Posted January 26, 2023
A virus must undergo the process of replication in order to create new, infectious virions that are able to continue the chain of infection. The viral replication process takes place over six steps. Depending on the virus, some steps may occur simultaneously or they may occur in a different order. In general, the steps of viral replication are as follows:
- Attachment - In this step, the virus attaches to a specific receptor site on the target cell membrane either via glycoproteins embedded in the viral envelope or through attachment proteins present in the capsid.
- Penetration - Plant and animal viruses enter the host cell via endocytosis. When these viruses attach to the host cell, they are surrounded and engulfed by the cell membrane. When bacteriophages attach to the host cell, only the nucleic acid penetrates the membrane and enters the cell. The capsid is left behind outside the cell.

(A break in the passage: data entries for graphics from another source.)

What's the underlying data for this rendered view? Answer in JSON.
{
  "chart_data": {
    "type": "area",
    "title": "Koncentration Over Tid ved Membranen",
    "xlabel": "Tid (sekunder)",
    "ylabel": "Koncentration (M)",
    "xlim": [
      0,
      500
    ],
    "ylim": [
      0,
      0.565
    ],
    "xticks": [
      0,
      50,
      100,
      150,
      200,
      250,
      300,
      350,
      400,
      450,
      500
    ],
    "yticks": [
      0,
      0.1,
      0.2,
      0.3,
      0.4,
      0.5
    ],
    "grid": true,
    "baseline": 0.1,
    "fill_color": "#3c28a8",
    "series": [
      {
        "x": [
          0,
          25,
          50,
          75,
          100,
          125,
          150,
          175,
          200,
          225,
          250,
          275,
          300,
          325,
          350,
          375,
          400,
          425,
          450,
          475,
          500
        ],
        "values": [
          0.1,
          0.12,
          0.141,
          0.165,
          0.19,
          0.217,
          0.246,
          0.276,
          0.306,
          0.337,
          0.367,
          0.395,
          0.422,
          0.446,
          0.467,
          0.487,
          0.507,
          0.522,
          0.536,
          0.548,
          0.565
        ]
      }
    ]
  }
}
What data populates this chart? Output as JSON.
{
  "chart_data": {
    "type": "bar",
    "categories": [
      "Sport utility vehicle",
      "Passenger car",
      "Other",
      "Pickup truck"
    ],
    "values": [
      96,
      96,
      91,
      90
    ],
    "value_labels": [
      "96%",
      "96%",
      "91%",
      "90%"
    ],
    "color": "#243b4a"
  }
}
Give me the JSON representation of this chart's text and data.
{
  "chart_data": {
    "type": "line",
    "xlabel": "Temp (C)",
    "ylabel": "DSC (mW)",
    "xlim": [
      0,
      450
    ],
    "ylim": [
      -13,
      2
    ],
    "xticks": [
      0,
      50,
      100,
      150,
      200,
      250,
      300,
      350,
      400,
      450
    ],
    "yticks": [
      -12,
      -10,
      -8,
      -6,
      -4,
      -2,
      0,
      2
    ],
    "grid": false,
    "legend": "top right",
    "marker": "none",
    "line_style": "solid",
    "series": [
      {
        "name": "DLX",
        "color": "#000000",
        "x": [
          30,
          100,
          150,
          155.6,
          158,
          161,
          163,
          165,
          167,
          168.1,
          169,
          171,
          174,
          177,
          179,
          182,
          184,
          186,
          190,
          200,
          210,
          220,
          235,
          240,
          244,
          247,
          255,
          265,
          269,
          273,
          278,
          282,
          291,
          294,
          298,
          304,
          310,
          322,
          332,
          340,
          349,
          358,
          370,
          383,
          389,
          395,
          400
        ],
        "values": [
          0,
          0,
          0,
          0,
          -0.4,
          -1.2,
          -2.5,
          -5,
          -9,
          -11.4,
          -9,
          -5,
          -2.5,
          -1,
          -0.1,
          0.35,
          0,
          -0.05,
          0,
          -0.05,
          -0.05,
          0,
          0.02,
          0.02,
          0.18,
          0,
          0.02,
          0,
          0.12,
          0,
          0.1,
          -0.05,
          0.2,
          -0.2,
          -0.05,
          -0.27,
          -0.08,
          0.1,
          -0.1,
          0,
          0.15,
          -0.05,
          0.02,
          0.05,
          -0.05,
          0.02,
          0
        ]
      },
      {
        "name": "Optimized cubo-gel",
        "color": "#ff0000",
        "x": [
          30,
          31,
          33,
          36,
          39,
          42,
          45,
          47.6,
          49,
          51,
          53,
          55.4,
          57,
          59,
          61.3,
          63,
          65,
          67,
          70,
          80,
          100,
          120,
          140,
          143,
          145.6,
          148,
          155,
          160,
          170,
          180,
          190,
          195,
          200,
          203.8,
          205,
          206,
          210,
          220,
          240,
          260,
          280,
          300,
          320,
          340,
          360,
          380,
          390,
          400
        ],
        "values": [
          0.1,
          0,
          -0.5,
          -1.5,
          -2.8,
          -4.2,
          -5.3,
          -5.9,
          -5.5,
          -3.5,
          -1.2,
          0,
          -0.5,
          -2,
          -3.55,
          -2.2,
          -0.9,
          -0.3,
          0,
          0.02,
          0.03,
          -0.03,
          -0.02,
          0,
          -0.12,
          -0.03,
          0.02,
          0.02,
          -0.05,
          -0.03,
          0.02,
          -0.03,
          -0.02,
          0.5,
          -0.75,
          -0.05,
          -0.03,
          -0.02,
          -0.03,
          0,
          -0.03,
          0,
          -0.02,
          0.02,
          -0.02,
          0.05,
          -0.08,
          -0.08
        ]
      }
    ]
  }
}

- Uncoating - The viral capsid degrades when the virus enters the host cell. The viral nucleic acid, which is released, becomes available for replication and transcription.
- Replication - The replication mechanism may vary depending on the viral genome. In general, DNA viruses make additional DNA using the host cell’s proteins, whereas RNA viruses synthesize viral genomic RNA and mRNA using the RNA core as a template.
- Assembly - The viral proteins are assembled in this step.
- Egress or Release - This is the last stage of viral replication. In this step, the newly created viruses are released from the host cell using different mechanisms. Some viruses exit by bursting the host cell in a process known as lysis. Others exit by following the cell’s own pathways, in a process called exocytosis. A few viruses exit by budding from the cell’s plasma membrane.